Auckland Council is consulting on its draft Air Quality Bylaw for Indoor Domestic Fires. If you would like to find out more, see Bylaws under review.

    In 2014, we considered a draft air quality bylaw which would have prohibited the use of open fireplaces and pre-2005 woodburners in Auckland from 2018, with other restrictions applying from 2015. The draft bylaw was not adopted at that point, so this coming winter (2016) Aucklanders can continue to use open fireplaces and woodburners of any age.

    Auckland Council is continuing to work on addressing air quality issues and is currently identifying ways of improving the city’s air quality. If we decide to include bylaw regulations in our future air quality measures, the Auckland community will have their say through a public submission and hearings process.

    See, the Report to the Regulatory and Bylaws Committee on 3 June 2015 - the related presentation (PDF 758KB) and minutes (PDF 103KB).

    Particulates are tiny particles that are suspended in the air but are invisible to the human eye. They can be produced from natural sources such as pollen and sea spray, as well as from human sources such as vehicle emissions, industrial activities and indoor home heating fires.

    PM10 particulates:

    • are less than 10 micrometres in diameter, about one fifth the width of a human hair
    • can easily be inhaled and can become trapped in people’s lungs
    • can stay suspended in the air for over a month and can affect visibility by creating a haze over large areas.

    There are national environmental standards for PM10 under the 2004 National Environmental Standards for Air Quality.
    Auckland also has regional targets for PM2.5 (particulates that are less than 2.5 micrometres in diameter).

    Central government is currently reviewing the national standards for particulates. There may be a national standard for PM2.5 in the future.

    Particulates (such as PM10) can be inhaled easily and penetrate deeply into the respiratory system. They can lodge in the lungs and affect your health, especially if you are asthmatic or have heart or lung disease.

    These fine particles can reduce lung function leading to premature deaths and contribute to heart attacks, strokes and respiratory diseases. PM10 particulates can also carry carcinogenic materials into the lungs.

    For Auckland, the social costs caused by emissions are estimated to be at least $624 million per year. The impacts include an estimated:

    • 190,000 reduced activity days, where people may not be well enough to work or take part in recreational activities
    • 300 premature deaths per year because of the side effects of inhaling these fine particulates over time.

    Older people and young people are most vulnerable to health impacts from PM10.

    Our Retrofit Your Home assists Auckland homeowners and landlords to install insulation and clean heating alternatives by providing a loan of up to $5000 which is repaid by a targeted rate on that property.

    Central government’s Warm Up New Zealand: Healthy Homes programme provides a grant (not a loan) to low income households to install ceiling and under-floor insulation. Home owners or tenants may be eligible for this funding if they live in a house built before 2000 and have a community service card. Priority is given to households with children under 17 and adults over 65, especially for those who suffer from respiratory problems.

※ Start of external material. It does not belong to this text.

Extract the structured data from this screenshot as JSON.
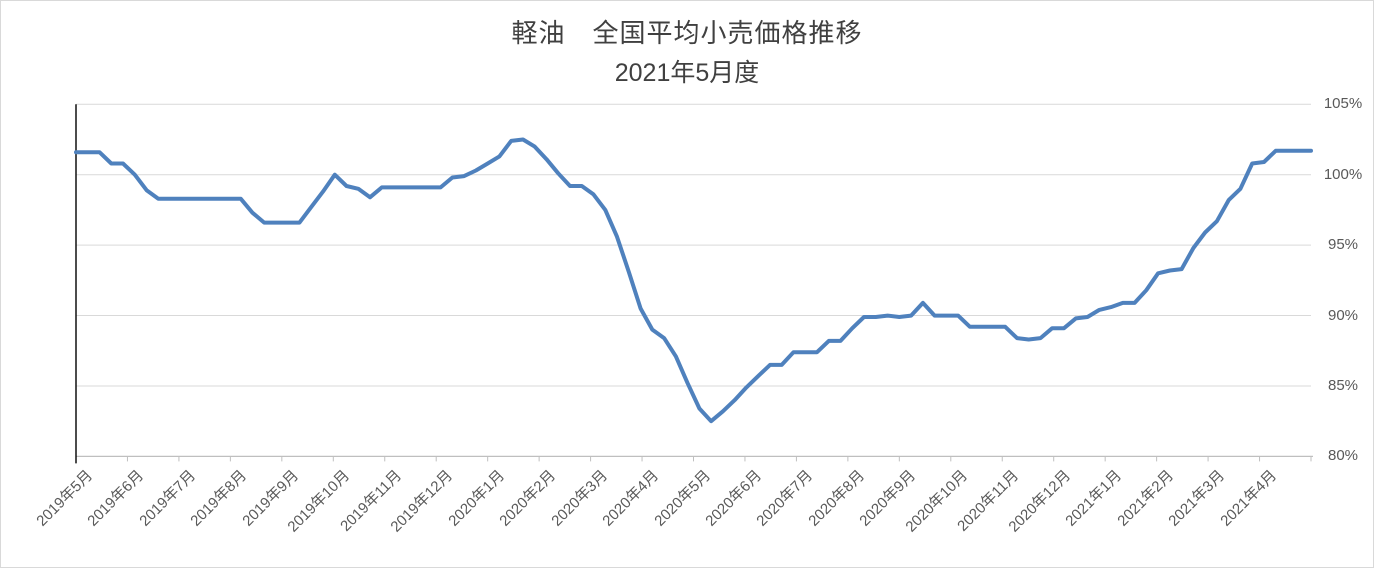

    It has been estimated that in 2015 there were approximately 100,000 domestic fireplaces and wood burners in use in Auckland:

    • 31,400 complying wood burners that meet the current national air quality standards (mostly installed since 2005)
    • 1200 pellet fires that also meet the current national air quality standards
    • 53,700 wood burners installed before 2005 which do not comply with current air quality standards.
    • 13,700 open fireplaces most of which do not comply with current air quality standards.

    Over the ten-year period up to 2015, approximately 40,800 of Auckland’s open fireplaces and old pre-2005 wood burners have been upgraded to lower emissions home heating options, such as a heat pump, gas heating or a modern wood burner that complies with the national air quality standards.